What is Cardsharing and How Can you Use it for Your Satellite TV?
The actual term “cardsharing” has many names like CS (shouldn’t be confused with a popular game called the Counter Strike), card shares, control word sharing, and so on, but they are commonly used to point out the method of using a smart card (or multiple cards) over a network. Basically a legitimate satellite smart card can be inserted into a receiver’s card slot (host), and then another receiver (client) which could be located either in the next room or a thousand miles away will have an access to the card via internet or local network.
The “client” device will have a full access to all TV channels which are available through the physical card plugged into the “host” receiver, thus the name “satellite cardsharing”. So the actual sharing simply means an access to a remote card from a device which doesn’t have it plugged in physically.
What’s Needed to Start a Satellite TV cardsharing?
To get things rolling you need to obtain network-capable equipment like the Linux-based Dreambox receiver. These types of receivers have an Ethernet connection just like computers do, and are able to use specially developed software and plugins to send and receive codes, aka information. The software includes such names like Newcs, Mgcamd, Newcamd, CCcam, and others that have gained wide popularity for being able to allow satellite TV cardsharing.
How Does Satellite Cardsharing Work?
In order for receivers to be able to communicate over a network they've got to be properly configured. First of all, a device needs to know where the card is situated. The device with a card is basically your satellite cardsharing server, or a host. Those receivers without the smart card could be called satellite cardsharing clients. Common computer-based IP address is used to pinpoint an exact location of multiple devices so that they could communicate between each other, so device #1 knows where device #2 is located by its direct IP number.
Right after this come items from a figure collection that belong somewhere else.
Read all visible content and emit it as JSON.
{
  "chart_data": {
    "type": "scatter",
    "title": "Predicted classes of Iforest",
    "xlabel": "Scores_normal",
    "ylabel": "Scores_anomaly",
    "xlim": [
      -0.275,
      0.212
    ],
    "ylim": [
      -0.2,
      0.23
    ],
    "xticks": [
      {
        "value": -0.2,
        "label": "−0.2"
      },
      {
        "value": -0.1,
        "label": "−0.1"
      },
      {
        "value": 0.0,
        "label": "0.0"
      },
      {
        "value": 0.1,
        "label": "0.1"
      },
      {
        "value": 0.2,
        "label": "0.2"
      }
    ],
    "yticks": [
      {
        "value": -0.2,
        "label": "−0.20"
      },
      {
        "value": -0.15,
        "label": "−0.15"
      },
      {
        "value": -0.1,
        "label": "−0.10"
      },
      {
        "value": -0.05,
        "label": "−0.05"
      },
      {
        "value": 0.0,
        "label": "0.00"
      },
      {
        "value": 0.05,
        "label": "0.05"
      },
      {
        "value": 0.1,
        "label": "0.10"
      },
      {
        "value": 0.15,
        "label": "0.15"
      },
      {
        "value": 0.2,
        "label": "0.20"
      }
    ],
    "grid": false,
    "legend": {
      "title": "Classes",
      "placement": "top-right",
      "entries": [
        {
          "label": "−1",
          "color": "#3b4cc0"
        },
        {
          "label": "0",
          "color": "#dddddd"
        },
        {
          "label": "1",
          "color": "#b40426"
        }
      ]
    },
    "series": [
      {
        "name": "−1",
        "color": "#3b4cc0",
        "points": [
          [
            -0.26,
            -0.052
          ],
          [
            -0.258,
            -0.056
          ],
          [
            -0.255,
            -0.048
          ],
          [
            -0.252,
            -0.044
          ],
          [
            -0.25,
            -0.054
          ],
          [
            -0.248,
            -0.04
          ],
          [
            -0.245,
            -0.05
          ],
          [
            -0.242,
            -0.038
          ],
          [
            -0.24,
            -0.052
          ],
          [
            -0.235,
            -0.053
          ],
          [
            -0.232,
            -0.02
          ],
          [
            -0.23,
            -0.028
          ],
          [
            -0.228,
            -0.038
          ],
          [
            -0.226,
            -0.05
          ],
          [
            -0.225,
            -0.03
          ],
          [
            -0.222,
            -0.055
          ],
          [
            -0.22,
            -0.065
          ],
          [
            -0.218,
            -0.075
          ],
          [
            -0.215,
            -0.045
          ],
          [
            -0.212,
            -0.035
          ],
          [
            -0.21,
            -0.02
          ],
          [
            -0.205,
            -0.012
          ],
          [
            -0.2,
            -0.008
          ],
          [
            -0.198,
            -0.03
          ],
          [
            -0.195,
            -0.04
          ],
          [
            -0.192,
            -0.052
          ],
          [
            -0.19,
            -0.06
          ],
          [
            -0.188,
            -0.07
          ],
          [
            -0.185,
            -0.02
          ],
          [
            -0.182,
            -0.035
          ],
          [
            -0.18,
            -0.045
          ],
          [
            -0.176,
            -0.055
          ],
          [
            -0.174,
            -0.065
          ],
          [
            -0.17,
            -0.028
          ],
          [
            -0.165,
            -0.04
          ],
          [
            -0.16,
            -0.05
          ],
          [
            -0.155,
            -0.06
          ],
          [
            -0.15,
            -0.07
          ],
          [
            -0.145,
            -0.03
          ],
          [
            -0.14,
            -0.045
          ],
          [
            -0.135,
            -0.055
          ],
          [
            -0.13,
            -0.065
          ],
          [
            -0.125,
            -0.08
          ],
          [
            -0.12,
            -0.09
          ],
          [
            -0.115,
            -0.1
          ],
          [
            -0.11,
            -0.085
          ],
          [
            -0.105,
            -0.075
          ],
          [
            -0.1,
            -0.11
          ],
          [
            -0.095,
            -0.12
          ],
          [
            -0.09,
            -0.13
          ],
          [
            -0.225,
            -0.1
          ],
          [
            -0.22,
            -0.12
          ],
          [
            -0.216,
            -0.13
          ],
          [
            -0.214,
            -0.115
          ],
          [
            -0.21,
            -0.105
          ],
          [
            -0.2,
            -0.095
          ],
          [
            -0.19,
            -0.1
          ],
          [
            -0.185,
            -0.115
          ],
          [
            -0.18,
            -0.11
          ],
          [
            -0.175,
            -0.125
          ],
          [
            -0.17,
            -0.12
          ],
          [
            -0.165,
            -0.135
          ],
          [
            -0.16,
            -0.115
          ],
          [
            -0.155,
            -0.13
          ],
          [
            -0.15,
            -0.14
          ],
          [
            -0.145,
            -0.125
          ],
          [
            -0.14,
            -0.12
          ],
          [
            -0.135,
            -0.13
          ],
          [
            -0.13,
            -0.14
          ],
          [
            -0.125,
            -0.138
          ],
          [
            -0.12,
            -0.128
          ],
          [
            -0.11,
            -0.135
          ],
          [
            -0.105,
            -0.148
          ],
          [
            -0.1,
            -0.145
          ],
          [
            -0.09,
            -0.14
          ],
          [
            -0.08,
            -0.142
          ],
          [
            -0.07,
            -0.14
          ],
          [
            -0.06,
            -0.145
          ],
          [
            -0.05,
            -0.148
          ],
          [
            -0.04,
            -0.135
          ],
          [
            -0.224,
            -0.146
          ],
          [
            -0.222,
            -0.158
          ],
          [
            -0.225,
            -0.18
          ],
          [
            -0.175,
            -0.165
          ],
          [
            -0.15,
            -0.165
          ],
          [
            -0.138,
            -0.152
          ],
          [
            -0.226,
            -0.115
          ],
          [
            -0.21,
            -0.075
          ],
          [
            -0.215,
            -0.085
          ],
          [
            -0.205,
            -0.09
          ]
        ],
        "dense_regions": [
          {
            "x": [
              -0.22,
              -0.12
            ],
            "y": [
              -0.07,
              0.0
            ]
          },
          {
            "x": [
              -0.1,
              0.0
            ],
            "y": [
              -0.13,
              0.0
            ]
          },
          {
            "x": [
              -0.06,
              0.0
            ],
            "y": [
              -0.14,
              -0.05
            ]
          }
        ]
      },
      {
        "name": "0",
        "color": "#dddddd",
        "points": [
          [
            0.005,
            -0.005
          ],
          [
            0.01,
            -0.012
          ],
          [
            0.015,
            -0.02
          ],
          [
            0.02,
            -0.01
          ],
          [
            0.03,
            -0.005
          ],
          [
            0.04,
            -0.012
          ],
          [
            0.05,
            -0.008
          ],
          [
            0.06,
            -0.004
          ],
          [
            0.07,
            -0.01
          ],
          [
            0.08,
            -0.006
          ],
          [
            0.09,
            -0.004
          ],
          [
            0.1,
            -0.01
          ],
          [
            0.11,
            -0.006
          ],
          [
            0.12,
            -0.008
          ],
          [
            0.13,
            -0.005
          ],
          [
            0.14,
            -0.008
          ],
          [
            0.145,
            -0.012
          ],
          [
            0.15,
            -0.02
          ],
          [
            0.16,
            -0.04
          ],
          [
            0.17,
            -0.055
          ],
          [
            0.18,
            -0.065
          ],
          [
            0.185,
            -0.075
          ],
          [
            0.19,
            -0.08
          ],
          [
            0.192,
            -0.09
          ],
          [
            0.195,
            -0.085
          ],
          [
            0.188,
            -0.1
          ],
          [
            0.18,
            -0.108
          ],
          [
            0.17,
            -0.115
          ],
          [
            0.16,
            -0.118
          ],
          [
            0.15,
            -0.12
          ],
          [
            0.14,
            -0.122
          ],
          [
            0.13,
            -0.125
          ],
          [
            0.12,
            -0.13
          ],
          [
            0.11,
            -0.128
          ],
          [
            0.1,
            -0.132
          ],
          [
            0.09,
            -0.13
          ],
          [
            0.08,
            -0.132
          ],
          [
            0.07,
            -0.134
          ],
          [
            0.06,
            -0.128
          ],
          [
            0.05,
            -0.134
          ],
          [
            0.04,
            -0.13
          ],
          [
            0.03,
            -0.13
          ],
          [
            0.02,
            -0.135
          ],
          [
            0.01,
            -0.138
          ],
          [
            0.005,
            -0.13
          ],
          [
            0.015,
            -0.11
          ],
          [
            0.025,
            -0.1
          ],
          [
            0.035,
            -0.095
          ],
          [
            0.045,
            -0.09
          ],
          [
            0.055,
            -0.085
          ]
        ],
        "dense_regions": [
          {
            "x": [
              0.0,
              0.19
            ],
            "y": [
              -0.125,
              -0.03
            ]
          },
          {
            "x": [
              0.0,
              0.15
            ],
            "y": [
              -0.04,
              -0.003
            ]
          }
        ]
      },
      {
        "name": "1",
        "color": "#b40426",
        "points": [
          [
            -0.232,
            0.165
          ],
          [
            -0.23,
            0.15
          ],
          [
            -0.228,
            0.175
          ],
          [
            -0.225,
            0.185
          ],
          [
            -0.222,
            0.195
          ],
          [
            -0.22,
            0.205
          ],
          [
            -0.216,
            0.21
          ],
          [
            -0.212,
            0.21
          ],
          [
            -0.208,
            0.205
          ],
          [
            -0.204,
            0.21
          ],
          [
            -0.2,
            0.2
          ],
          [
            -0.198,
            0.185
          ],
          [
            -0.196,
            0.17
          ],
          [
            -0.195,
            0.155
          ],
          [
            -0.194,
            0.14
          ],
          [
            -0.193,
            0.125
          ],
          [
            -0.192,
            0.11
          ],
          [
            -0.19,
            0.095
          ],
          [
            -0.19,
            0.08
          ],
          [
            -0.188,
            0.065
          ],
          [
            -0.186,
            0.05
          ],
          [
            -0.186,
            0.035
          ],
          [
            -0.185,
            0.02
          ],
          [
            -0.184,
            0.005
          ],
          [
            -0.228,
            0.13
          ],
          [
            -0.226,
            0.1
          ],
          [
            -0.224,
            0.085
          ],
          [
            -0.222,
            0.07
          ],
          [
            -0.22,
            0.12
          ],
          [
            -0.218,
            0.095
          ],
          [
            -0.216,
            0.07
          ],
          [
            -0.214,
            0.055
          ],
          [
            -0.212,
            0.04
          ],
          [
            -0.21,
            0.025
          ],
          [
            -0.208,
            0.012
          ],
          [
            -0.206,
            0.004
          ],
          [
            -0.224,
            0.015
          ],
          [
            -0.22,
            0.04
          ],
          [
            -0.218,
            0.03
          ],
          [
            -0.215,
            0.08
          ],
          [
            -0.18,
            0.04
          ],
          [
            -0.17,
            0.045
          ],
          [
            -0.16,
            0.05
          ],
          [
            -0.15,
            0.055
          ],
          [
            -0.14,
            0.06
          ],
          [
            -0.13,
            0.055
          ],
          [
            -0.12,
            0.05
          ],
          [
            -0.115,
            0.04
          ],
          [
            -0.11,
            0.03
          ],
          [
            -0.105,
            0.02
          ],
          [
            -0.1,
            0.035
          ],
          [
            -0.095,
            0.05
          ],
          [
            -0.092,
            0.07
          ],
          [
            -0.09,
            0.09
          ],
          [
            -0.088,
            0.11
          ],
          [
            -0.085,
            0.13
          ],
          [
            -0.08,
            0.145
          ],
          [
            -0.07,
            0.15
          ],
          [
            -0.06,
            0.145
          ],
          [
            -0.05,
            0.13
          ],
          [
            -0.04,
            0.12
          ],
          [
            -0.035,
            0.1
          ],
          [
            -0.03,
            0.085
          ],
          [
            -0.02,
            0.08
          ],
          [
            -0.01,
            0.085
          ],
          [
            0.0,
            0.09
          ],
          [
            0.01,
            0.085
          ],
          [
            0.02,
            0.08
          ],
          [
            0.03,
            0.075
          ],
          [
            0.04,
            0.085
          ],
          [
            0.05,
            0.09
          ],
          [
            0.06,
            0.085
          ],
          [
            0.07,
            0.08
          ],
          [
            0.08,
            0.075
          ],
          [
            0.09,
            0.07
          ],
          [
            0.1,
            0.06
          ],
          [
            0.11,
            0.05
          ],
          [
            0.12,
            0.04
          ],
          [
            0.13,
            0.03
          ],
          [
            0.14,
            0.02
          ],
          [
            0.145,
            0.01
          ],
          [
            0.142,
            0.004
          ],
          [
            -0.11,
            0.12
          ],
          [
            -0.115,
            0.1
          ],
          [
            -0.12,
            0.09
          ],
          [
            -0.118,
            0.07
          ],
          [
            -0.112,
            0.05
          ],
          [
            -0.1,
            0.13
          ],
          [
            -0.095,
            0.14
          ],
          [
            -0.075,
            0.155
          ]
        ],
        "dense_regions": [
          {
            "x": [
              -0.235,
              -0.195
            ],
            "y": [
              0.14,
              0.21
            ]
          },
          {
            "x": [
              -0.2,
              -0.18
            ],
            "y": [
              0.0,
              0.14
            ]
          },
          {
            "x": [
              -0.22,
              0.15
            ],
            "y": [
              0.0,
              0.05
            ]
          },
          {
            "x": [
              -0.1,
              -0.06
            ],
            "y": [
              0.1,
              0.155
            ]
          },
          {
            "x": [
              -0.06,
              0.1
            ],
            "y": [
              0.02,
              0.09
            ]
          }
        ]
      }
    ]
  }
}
For example, you’ve got yourself a satellite card sharing server which is called “CS” on a device called “Host”. So your “Host” is running satellite cardsharing software and “shares” (aka hosts) a satellite smart card in its slot. Your “CS” server “speaks” via CCcam protocol, meaning that it can communicate with other receivers which are “speaking” the same language. Now, to cut the complicated stuff off, there could be literally hundreds of receivers, and in order for them to “share” the content between each other and through the satellite TV cardsharing server they all need to be properly configured.
Basically, in modern cardsharing it is about paying for access to a “share”, or you could split the cost of a subscription between your friends, but no matter what you’ll do, it is a very convenient and practical way of saving your money – pay less and get much more unlike with the conventional satellite provider.